Is Spinal Stenosis The Culprit?

There are several reasons why millions of Americans suffer from back and spinal issues. Spinal stenosis is among the most common, affecting up to 500,000 persons every year. Spinal stenosis is the narrowing of the spaces within the spine. While the condition affects older persons typically, anyone is at risk.

Getting narrower and narrower

A stack of bones called vertebrae surrounds the spinal column. Nerves branch out at each interval, traveling to different parts of the body. Spinal stenosis occurs when space becomes narrower due to arthritis, injury, herniated discs, or thicker ligaments in the back. The spinal column and nerves now press on the surrounding bone, causing a range of unwanted side-effects. Look for these 3 early symptoms to determine whether to see a doctor for spinal stenosis.

1. An unfamiliar numbness

In most cases, the narrowing of the space in the spinal column affects the surrounding nerves. These pinched nerves give rise to an unfamiliar sensation or numbness. Numbness can come and go. In time, the feeling increases in length and intensity, giving a sense of pins and needles. The numbness usually happens in the lower back, buttocks, or leg. This feeling depends on the location of the stenosis.

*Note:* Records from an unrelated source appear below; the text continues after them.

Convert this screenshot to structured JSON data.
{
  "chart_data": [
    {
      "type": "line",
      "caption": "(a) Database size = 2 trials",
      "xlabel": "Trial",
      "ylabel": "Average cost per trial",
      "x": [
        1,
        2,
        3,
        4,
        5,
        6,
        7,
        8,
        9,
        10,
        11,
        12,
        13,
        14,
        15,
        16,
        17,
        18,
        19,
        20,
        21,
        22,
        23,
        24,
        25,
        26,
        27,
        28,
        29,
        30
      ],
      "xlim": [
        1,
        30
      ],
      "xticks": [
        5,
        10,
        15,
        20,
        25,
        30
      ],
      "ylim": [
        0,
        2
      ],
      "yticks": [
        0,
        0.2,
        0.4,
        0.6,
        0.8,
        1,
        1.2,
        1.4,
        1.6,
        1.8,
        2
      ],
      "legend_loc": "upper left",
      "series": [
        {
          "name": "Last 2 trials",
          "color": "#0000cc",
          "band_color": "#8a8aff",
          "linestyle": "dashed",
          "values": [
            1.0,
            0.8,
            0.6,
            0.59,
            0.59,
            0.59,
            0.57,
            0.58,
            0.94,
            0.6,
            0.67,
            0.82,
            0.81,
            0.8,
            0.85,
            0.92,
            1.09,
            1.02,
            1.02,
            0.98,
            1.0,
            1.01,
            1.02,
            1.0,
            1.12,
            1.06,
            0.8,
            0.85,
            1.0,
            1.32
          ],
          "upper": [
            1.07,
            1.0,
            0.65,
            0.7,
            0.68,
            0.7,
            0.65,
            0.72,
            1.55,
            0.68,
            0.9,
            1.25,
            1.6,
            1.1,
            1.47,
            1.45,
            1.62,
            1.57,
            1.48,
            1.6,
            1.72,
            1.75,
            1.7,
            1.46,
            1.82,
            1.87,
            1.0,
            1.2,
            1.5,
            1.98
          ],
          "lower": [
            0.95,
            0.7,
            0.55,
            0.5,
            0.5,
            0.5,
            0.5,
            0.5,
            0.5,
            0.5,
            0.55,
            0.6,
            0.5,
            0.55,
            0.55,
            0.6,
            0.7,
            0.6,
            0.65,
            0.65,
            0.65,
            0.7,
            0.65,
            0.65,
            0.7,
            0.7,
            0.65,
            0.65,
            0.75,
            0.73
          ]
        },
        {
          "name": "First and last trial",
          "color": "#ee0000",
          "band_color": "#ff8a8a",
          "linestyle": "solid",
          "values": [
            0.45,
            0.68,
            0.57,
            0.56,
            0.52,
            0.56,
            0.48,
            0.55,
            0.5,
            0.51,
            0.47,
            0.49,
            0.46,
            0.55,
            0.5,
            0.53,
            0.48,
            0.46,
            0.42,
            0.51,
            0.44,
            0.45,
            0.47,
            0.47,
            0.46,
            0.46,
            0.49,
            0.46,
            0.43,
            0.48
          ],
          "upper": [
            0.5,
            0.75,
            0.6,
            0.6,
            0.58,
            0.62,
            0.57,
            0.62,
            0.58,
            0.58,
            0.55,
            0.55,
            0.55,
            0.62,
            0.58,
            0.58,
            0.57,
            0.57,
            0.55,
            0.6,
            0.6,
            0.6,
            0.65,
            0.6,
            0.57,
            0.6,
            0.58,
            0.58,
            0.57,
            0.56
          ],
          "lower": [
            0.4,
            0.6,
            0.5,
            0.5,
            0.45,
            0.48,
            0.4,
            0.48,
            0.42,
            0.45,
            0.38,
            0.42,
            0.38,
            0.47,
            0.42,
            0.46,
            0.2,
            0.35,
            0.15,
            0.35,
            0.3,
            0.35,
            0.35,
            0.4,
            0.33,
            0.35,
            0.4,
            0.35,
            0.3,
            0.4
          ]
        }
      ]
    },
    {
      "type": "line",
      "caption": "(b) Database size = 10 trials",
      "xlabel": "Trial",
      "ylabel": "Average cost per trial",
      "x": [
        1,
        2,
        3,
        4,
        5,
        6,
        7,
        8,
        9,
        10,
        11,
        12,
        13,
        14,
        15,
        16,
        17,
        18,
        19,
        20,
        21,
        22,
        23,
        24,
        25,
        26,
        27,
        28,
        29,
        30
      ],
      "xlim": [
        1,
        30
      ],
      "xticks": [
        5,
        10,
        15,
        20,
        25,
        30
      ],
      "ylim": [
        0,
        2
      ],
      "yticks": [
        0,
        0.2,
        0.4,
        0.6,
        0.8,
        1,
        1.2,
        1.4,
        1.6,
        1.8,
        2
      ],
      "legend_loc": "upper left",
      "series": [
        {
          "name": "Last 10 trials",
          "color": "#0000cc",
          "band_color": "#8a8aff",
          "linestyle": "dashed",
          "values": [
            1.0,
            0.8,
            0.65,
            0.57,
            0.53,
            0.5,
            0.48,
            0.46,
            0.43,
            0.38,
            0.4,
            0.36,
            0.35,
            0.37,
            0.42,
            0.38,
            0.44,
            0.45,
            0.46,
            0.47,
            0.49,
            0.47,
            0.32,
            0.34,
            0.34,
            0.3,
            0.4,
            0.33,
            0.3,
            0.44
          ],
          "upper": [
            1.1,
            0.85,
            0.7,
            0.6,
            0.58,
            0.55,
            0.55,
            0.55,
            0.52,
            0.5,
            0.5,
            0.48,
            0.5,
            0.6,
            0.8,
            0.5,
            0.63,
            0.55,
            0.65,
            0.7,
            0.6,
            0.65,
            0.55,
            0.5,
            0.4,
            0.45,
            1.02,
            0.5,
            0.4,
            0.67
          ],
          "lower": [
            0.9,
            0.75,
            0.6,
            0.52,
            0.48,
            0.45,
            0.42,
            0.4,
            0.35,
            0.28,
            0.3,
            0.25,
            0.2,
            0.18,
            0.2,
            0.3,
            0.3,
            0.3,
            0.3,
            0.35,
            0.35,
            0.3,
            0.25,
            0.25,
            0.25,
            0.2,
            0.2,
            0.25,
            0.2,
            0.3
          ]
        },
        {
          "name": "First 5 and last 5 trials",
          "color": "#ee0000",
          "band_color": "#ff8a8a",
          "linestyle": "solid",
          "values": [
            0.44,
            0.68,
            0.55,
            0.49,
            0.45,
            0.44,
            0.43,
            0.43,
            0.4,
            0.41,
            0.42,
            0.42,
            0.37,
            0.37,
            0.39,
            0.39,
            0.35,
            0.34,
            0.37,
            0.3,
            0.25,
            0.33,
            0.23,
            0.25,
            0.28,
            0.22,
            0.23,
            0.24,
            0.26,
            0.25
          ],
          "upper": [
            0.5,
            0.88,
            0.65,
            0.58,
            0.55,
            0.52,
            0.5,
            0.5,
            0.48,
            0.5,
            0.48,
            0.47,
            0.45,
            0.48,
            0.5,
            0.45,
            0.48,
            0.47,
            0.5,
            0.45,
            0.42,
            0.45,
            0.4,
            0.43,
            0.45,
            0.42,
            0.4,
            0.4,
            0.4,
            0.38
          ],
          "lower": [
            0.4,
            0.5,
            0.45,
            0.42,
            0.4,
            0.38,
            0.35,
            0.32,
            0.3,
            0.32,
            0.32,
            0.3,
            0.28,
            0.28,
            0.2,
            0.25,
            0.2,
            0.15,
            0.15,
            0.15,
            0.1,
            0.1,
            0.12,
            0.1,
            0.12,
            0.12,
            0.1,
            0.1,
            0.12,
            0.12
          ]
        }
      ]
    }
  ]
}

2. It’s a big pain in the neck

Spinal stenosis is not limited to the lower back. Cervical spinal stenosis is a common occurrence. The compression of one or more vertebrae in the neck can cause pain. The pain, like the numbness, may be intermittent. The pain can also move down the neck to the shoulders and upper arm.

3. Things just aren’t balanced

What does spinal stenosis have to do with balance? Some nerves in the lower body are responsible for maintaining a sense of balance. Depending on the location of the compression, the nerves that affect balance can be impacted. Persons may notice that one foot drops lower than the other. Weakness in the legs can happen suddenly, creating poor balance or falls.

Getting in front of the issue

While there is no cure, there are ways to manage the issue. In some cases, early treatment can relieve these symptoms to the point of normalcy. In the early stages, the doctor will recommend over the counter medications like non-steroidal anti-inflammatory drugs (NSAIDs) or more potent prescription painkillers. Other treatment includes rest, steroid injections, and back or neck braces. Combined with physical therapy, most persons will see an improvement in symptoms. In severe cases, the doctor will turn to surgery. Minimally invasive surgery can help by removing part of the bone or disc that has been causing the issue.

Don’t leave it to chance

If any of these 3 symptoms pop up, the reason may be spinal stenosis. To be sure, seek advice from a specialist. Make sure to outline all symptoms so the healthcare provider can adequately diagnose the issue. From there, the doctor can provide a range of treatments, including surgery. The earlier persons identify the symptoms, the better.